VC Profile: Apex Ventures
Austria-headquartered Apex Ventures is on the road for its second fund, focusing on digital health startups. Wolfgang Neubert and Kelly Klein talk to Harriet Matthews about the VC's current strategy and the future of healthtech
Apex Ventures was founded in 2017 and held a first close for its debut fund in June 2017, followed by a final close on just less than €20m in December 2018. The firm planned to make 18 investments in total from the first fund and has so far made 14.
"Originally, Apex's three founders did not want to create a fund, but they were finding similar targets interesting," says Wolfgang Neubert, venture partner at Apex Ventures. "They had to get together their own funds per deal, and that was an obstacle, so they decided to form a fund and out of that we could be quicker, more flexible and more attractive. They started strategically with a small first-time fund as it can be difficult, since there are strong competitors in the landscape. The firm started with a focus on early-stage and technology companies, taking a specific approach based on active company building, helping them to develop in the right direction."
"I became involved as one of the first investors in the fund," Neubert says, adding that the firm focused on digital health at an early stage, although the first fund was not dedicated solely to this strategy. "One of the first startup investments Apex was in was in digital health; Vienna has a very strong backbone due to the AKH, which is the largest European hospital and has huge databases, attracting huge amounts of high-level scientists. After backing Contextflow, we were then flooded with digital health enquiries."
The VC's latest fund is targeting €50m and held a first close on €13m in Q1 2020. The minimum commitment for institutional investors to the Austria-domiciled vehicle is €1m. The fund is currently backed largely by DACH investors and is seeking further institutional LPs.
The fund will be headed by partner Gordon Euller, a qualified doctor and radiologist who has previously worked at AKH, Vienna's General Hospital, as well as at McKinsey in London.
The vehicle will focus solely on digital health startups that Apex believes have a strong technology concept, as well as some unique IP behind them and a multidisciplinary team. The fund will deploy initial equity tickets of €300,000-800,000 in pre-seed and seed rounds and reserve up to €2m for future rounds. The fund will focus on DACH-based companies, as well as those based in the rest of Europe, Israel and the US.

Venture partner Kelly Klein heads the firm's activities in Israel: "I have experience in sourcing early-stage Israeli tech companies and helping them with business development, sales and raising further fundraising rounds. Israel has become a global leader in innovation; it has more startups per capita than any other country, and it has one of the highest R&D expenditures.

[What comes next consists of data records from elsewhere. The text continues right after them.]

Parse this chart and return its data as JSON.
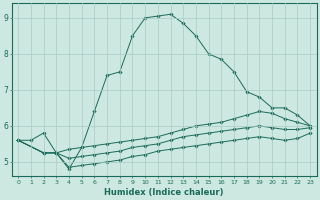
{
  "xlabel": "Humidex (Indice chaleur)",
  "bg_color": "#cde8e0",
  "grid_color": "#a8ccc4",
  "line_color": "#1a6b5a",
  "xlim": [
    -0.5,
    23.5
  ],
  "ylim": [
    4.6,
    9.4
  ],
  "yticks": [
    5,
    6,
    7,
    8,
    9
  ],
  "xticks": [
    0,
    1,
    2,
    3,
    4,
    5,
    6,
    7,
    8,
    9,
    10,
    11,
    12,
    13,
    14,
    15,
    16,
    17,
    18,
    19,
    20,
    21,
    22,
    23
  ],
  "lines": [
    {
      "x": [
        0,
        1,
        2,
        3,
        4,
        5,
        6,
        7,
        8,
        9,
        10,
        11,
        12,
        13,
        14,
        15,
        16,
        17,
        18,
        19,
        20,
        21,
        22,
        23
      ],
      "y": [
        5.6,
        5.6,
        5.8,
        5.25,
        4.8,
        5.4,
        6.4,
        7.4,
        7.5,
        8.5,
        9.0,
        9.05,
        9.1,
        8.85,
        8.5,
        8.0,
        7.85,
        7.5,
        6.95,
        6.8,
        6.5,
        6.5,
        6.3,
        6.0
      ]
    },
    {
      "x": [
        0,
        2,
        3,
        4,
        5,
        6,
        7,
        8,
        9,
        10,
        11,
        12,
        13,
        14,
        15,
        16,
        17,
        18,
        19,
        20,
        21,
        22,
        23
      ],
      "y": [
        5.6,
        5.25,
        5.25,
        5.35,
        5.4,
        5.45,
        5.5,
        5.55,
        5.6,
        5.65,
        5.7,
        5.8,
        5.9,
        6.0,
        6.05,
        6.1,
        6.2,
        6.3,
        6.4,
        6.35,
        6.2,
        6.1,
        6.0
      ]
    },
    {
      "x": [
        0,
        2,
        3,
        4,
        5,
        6,
        7,
        8,
        9,
        10,
        11,
        12,
        13,
        14,
        15,
        16,
        17,
        18,
        19,
        20,
        21,
        22,
        23
      ],
      "y": [
        5.6,
        5.25,
        5.25,
        5.1,
        5.15,
        5.2,
        5.25,
        5.3,
        5.4,
        5.45,
        5.5,
        5.6,
        5.7,
        5.75,
        5.8,
        5.85,
        5.9,
        5.95,
        6.0,
        5.95,
        5.9,
        5.9,
        5.95
      ]
    },
    {
      "x": [
        0,
        2,
        3,
        4,
        5,
        6,
        7,
        8,
        9,
        10,
        11,
        12,
        13,
        14,
        15,
        16,
        17,
        18,
        19,
        20,
        21,
        22,
        23
      ],
      "y": [
        5.6,
        5.25,
        5.25,
        4.85,
        4.9,
        4.95,
        5.0,
        5.05,
        5.15,
        5.2,
        5.3,
        5.35,
        5.4,
        5.45,
        5.5,
        5.55,
        5.6,
        5.65,
        5.7,
        5.65,
        5.6,
        5.65,
        5.8
      ]
    }
  ]
}
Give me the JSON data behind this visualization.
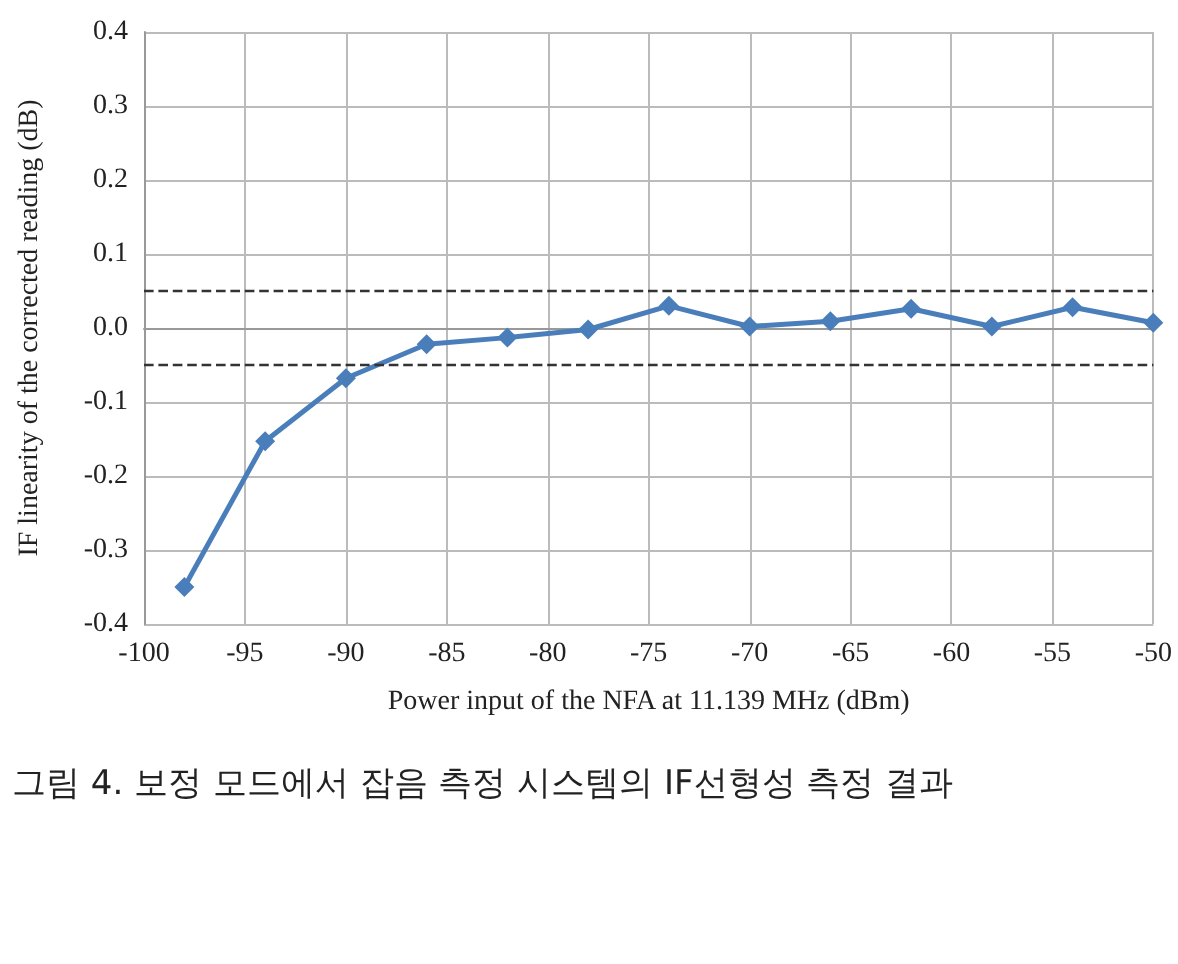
{
  "chart_data": {
    "type": "line",
    "xlabel": "Power input of the NFA at 11.139 MHz (dBm)",
    "ylabel": "IF linearity of the corrected reading (dB)",
    "x": [
      -98,
      -94,
      -90,
      -86,
      -82,
      -78,
      -74,
      -70,
      -66,
      -62,
      -58,
      -54,
      -50
    ],
    "series": [
      {
        "color": "#4a7ebb",
        "values": [
          -0.35,
          -0.153,
          -0.068,
          -0.022,
          -0.013,
          -0.002,
          0.03,
          0.002,
          0.009,
          0.026,
          0.002,
          0.028,
          0.007
        ]
      }
    ],
    "xlim": [
      -100,
      -50
    ],
    "xticks": [
      -100,
      -95,
      -90,
      -85,
      -80,
      -75,
      -70,
      -65,
      -60,
      -55,
      -50
    ],
    "ylim": [
      -0.4,
      0.4
    ],
    "yticks": [
      -0.4,
      -0.3,
      -0.2,
      -0.1,
      {
        "value": 0,
        "label": "0.0"
      },
      0.1,
      0.2,
      0.3,
      0.4
    ],
    "ref_lines": [
      {
        "axis": "y",
        "value": 0.05,
        "color": "#333333",
        "line_style": "dashed"
      },
      {
        "axis": "y",
        "value": -0.05,
        "color": "#333333",
        "line_style": "dashed"
      }
    ],
    "grid": true,
    "marker": "diamond",
    "line_style": "solid",
    "annotations": [
      "그림 4. 보정 모드에서 잡음 측정 시스템의 IF선형성 측정 결과"
    ]
  }
}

The IDF trains people and has technology units; young people who go into those units get social networks but are also trained in new technologies, and they are then equipped to set up businesses. Unit 8200 is the signalling and code deciphering unit and a lot of high-profile CEOs and startup exits come from there."
A healthy future
"Digital health is really prospering in Israel," says Klein, "and one way this is done is by leveraging its medical data; Israel has 25 years of data and 90% of this is digitalised." Klein also explains that the fund's European network will assist Israel-based startups: "One of the most important things once an Israeli startup gets funding is to internationalise it, and Apex can help to expand in the US, Europe and Asia."
The firm believes digital health businesses will be increasingly important in the wake of the coronavirus pandemic, says Neubert: "We are looking for areas where software meets hardware, and where technology meets medical data. Covid-19 has made it clear that we must change how we treat people and how we predict and analyse illness. To take an example from radiology, we have a huge growing database of radiology images, the machinery is expanding a lot, but the number of trained radiologists who can read these images is becoming smaller. The work is done under time pressure and does not use digital instruments; as humans, we can't deal with the challenges ahead."

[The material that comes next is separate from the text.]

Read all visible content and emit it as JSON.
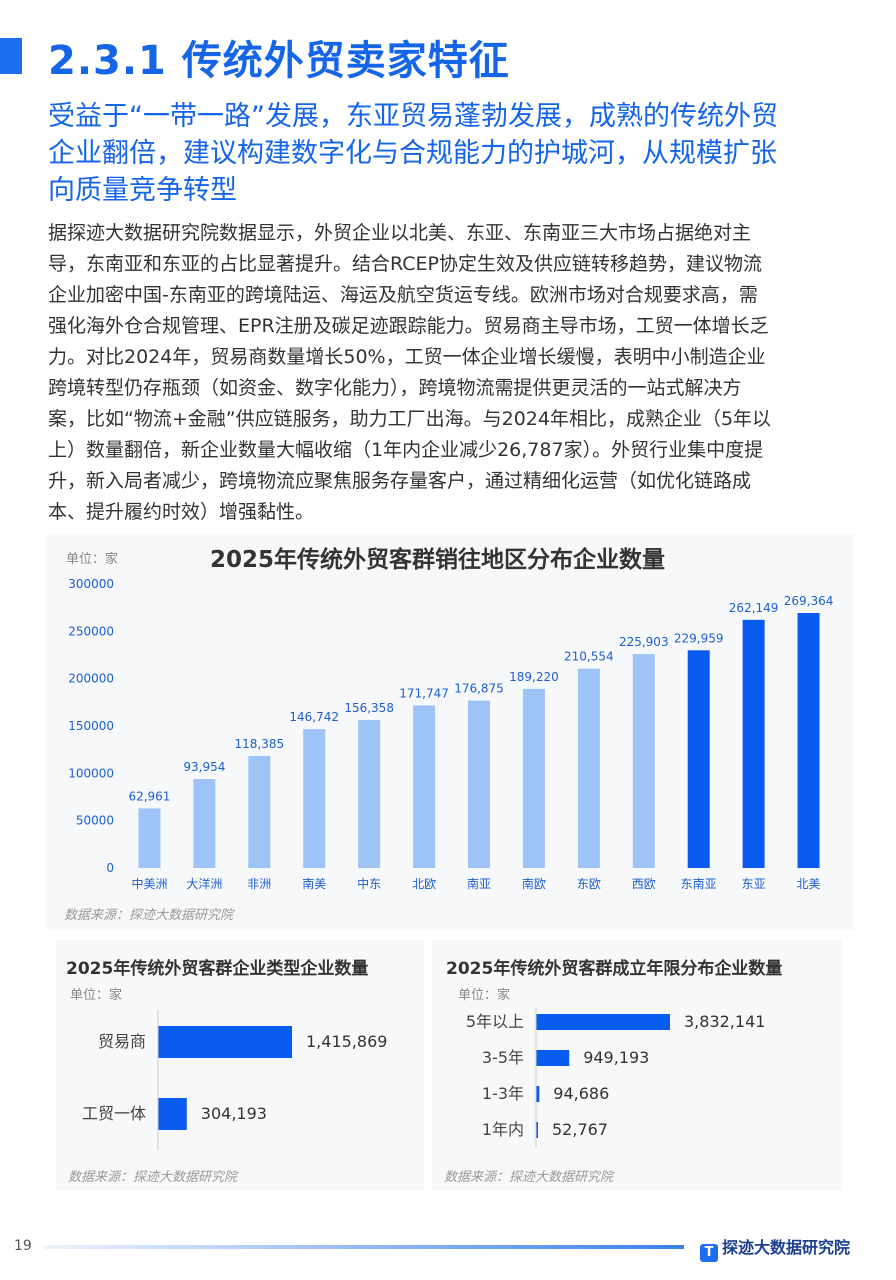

One such example is MindPeak, a current portfolio company of Apex after it invested in September 2019. MindPeak produces software to enable pathologists to automate and digitalise the recognition of tumours.
Neubert emphasises that the fund's focus encompasses more than just startups looking to treat Covid-19 and that the industry as a whole must also think beyond this in the longer term. "Many startups are looking to work against Covid-19, but overall that is not sustainable. What is not articulated strongly enough is the many other illnesses and diseases that need to be treated; something like skin cancer, for example, could increase as people are not getting it diagnosed or prevented. Patients can't wait with cancer, and that is just one of them. This has been given a lower priority and is not being treated enough, so there is a huge backlog."
The fund has already begun investing and has a number of investments in the pipeline to be announced in the coming months. Apex backed a follow-on round for Conextflow in June 2020, having first invested in the company in 2018. The fund is likely to make 20-25 investments in total.
Says Klein: "We are open to speaking with startups; there are a lot of funds right now that are not looking at startups because they are spending time looking at their existing portfolios or allocating a part of their funds to bailing out their companies, but we are open."